Mining consent further attacked
The attack on the information submitted with the application for seabed mining of iron sand has increased with Greenpeace weighing in at a court hearing.
Greenpeace and Kiwis Against Seabed Mining lawyer Davey Salmon said the application by Trans-Tasman Resources to mine off the Taranaki coast was unprecedented.
Justice Peter Churchman has already been told in the High Court at Wellington that it was believed to be a world first.
Yesterday, Salmon said the Environmental Protection Authority (EPA) decision-making committee had breached basic rules of natural justice in the hearing on Trans-Tasman’s application.
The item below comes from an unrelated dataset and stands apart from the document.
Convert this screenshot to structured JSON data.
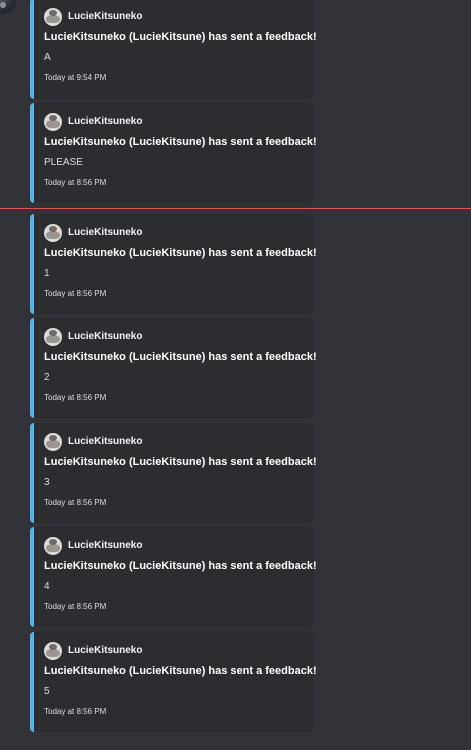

The application for marine and discharge consents was approved in August 2017 on conditions that included a two-year informationgathering exercise. Other consents were needed before mining could start, Salmon said.
Experts advising opponents of the plan should have been given a chance to see the information, test it and criticise it but it would not be available for two years, he said.
Earlier yesterday, the judge was told that the application was approved without proper information as to whether critically endangered species, such as Maui’s dolphin, were in the area.
The Royal Forest and Bird Protection Society’s lawyer, Martin Smith, said every indication was that the decision-making committee did not properly consider the effect of seabed mining on marine mammals.
Members of the authority’s committee were split on the outcome, giving the chairman the final vote to grant Trans-Tasman 35-year marine and discharge consents, with conditions, to annually mine up to 50 million tonnes of iron sand in the South Taranaki Bight.
Eleven parties have appealed against the approval.
The hearing is due to end this week.